Physiology2 Flashcards
(125 cards)
Frank-Starling Graph

Diastolic response: length/volume vs pressure
There is little increase in pressure as the end-diastolic volume increases until the end (isometric contraction), at the end the fibers are all stretched out. Passive pressure since ventricle not contracting.
Systolic response: length/volume vs. pressure
Fast increase in pressure as volume decreases then levels off as fibers contract because the fibers are overextended at higher pressure. Then there is ejection and a decrease in pressure as the blood exits and the pressure is equalized to atrial pressure. The pressure is a measure of contractile force.
What is preload?
Increased length of fibers/ventricular wall stress/increased filling pressure of ventricles at end diastolic volume.
What is afterload?
Aortic pressure during ejection period/aortic valve opening. Resistance to what is being pushed out by the ventricle so afterload is inversely proportinoal to pressure in ventricles. Refers to the load that the perloaded muscle has to work against.
Laplace’s law and wall stress
WS=Pxr/(2*wall thickness) or σ = P.r/ 2h. Explains thickening of arteries and ventricles. Wall stress during systolic ejection is equivalent to the afterload. Pressure in equation can be estimated from arterial systolic pressure.
How does aortic diastolic pressure relate to the afterload?
Aortic pressure already exists (due to HTN, etc) even though valve hasn’t opened yet. Heart needs to pump harder to push blood against this resistance.
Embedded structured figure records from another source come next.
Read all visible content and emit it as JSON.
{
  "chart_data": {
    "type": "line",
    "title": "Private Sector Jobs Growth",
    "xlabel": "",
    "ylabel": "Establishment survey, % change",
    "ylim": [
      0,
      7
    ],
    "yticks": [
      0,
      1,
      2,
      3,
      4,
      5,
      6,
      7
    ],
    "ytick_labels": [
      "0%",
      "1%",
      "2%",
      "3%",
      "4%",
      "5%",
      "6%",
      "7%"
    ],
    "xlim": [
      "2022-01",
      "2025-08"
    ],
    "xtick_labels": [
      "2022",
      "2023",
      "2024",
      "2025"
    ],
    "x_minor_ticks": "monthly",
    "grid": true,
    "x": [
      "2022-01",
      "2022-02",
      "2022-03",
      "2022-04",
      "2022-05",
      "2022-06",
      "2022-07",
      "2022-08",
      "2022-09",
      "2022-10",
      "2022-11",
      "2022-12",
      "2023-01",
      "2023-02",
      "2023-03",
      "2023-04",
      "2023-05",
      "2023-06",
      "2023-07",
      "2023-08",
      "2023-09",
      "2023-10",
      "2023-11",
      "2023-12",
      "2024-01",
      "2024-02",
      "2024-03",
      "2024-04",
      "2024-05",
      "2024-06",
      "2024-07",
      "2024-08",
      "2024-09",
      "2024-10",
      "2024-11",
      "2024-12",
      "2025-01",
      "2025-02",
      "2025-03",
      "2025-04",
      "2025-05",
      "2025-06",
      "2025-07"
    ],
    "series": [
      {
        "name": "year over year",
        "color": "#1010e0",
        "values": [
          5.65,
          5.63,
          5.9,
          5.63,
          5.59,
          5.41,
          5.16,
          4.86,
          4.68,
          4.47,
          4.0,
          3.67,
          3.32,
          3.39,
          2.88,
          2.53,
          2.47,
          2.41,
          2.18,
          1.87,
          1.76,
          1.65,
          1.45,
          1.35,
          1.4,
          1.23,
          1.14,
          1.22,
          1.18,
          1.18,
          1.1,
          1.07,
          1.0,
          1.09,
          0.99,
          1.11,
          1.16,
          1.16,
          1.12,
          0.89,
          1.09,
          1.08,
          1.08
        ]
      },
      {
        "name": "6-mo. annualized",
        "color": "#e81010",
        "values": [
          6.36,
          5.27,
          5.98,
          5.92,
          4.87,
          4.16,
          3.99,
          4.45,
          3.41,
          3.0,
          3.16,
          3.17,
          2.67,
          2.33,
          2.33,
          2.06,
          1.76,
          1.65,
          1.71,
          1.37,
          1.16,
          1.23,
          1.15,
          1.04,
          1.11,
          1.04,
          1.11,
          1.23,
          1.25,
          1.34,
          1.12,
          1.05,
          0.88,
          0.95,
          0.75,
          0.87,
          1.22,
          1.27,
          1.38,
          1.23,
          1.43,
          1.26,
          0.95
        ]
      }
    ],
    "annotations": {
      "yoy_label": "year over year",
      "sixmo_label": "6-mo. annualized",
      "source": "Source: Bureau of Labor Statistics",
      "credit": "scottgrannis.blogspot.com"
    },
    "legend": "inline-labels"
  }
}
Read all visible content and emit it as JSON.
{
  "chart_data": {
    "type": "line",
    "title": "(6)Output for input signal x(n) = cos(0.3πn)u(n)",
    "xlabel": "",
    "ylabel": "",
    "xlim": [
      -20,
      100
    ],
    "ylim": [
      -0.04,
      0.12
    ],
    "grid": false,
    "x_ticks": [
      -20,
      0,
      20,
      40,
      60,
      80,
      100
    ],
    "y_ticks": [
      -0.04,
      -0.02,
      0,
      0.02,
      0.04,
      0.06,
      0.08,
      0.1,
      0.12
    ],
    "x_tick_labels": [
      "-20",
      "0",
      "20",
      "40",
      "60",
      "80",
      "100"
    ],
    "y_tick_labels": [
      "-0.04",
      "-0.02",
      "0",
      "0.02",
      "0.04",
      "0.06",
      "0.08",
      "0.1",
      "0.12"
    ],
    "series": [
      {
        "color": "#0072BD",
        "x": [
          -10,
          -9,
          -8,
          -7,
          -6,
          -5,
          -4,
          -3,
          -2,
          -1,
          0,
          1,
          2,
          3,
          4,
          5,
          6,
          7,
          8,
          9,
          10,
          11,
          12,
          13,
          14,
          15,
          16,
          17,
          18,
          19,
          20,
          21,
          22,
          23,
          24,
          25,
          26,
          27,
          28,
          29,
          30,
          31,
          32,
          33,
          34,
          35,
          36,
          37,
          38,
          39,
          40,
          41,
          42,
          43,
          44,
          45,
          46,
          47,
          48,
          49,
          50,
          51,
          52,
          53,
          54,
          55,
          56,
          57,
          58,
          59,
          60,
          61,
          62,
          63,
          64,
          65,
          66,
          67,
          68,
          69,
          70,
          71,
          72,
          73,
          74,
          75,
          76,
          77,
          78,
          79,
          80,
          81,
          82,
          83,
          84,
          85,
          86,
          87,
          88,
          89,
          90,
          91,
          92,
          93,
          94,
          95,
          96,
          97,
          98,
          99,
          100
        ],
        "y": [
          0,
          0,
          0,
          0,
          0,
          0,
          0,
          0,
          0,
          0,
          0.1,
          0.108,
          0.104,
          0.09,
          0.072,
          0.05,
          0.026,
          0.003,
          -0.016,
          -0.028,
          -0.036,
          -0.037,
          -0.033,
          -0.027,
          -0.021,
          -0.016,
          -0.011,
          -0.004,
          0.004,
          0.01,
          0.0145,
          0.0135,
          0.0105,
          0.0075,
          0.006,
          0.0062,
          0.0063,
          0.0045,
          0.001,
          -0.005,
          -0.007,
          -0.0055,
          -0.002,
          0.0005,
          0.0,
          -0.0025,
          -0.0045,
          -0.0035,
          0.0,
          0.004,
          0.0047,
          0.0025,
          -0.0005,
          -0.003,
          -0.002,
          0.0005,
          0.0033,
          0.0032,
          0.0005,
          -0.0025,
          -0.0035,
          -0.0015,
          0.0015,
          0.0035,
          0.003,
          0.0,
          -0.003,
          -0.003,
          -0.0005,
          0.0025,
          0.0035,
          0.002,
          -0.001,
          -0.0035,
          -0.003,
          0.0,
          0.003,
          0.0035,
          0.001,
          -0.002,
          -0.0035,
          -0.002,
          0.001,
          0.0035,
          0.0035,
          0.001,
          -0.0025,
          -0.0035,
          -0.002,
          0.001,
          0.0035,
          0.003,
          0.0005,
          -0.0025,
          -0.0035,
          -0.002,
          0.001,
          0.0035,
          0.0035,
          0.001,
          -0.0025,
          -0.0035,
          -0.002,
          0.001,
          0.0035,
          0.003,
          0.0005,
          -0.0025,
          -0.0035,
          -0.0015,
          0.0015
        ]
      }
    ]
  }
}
A higher aortic pressure means more afterload.
What happens to pressure as afterload (aortic pressure) increases with preload constant?
Increases with constant slope until the pressure of the aorta is equal to that in the ventricle and there is no bloodflow–>heart failure. Essentially the effect of essential hypertension.
What happens to the pressure vs afterload graph with an increased preload?
Same graph but moved up, the left ventricular pressure developed at all points will increase and the new curve will be parallel and on top of the original one. Peak isometric force will be reached at a higher level and a change in peak isometric force versus initial fiber length (preload) will have occurred. NOT a change in contractility.
Contractility definition
Change in peak isometric force vs. initial fiber length (EDV). Intrinsic property of the cardiac cell that defines the amount of work that the heart can perform at a given load. Determined by availability of intracellular Ca2+.
Contractility in a normal heart vs Norepinephrine and Heart Failure (Graph)

What is the effect of heart failure on pumping?
Decreases contractility, works with a higher preload due to a reduced ventricular ejection and high blood volume due to fluid retention.
How does diminished heart failure cause CHF?
HTN causes Back pressure in LA, into pulmonary vein, into lungs, fluid in lungs (alveoli), CHF
How does the change in left ventricular pressure over time change with failing heart or with epinephrine?
Epinephrine increases contractility and also ventricular pressure/instantaneous change in time. Failing heart has lower contractility and lower change in ventricular pressure/time.
What is S1?
AV valves closing during early ventricular contraction
S2?
Semilunar valves closing during early ventricular relaxation
Heart sounds graph with time and ventricular phases

Mechanism of aortic stenosis
Pressure doesn’t rise high enough to open aortic valve all the way and valve is difficult to open because it’s hard. Ventricle contraction presses on aortic valve and aortic pressure will not rise with ventricular pressure.
What is the area under the pressure/volume loop?
Measure the work performed by the ventricle
Cardiac cycle beginning with mitral valve opening:
Mitral valve opening-filling-mitral valve closing-isovolumic contraction-aortic valve opening-rapid ejection phase-slow ejection phase-aortic valve closing-isovolumic relaxation-mitral valve opening
What happens if the afterload and contractility are constant but preload is increased (as in IV)?
Left ventricle EDV will rise, stroke volume will increase by Frank-Starling mechanism and ESV will be the same.
What is the effect of a hypertrophied ventricle on the pressure/volume curve?
Increases slope of diastolic filling curve, EDV is decreased. If afterload and contractility remain constant, SV is reduced.
What happens if the preload and contractility are kept constant but afterload is increased ( as in hypertension or aortic stenosis)?
Pressure generated by LV increases, more ventricular work is used to overcome resistance to ejection. Less fiber shortening takes place. Increased LV-ESV. Stroke volume is reduced.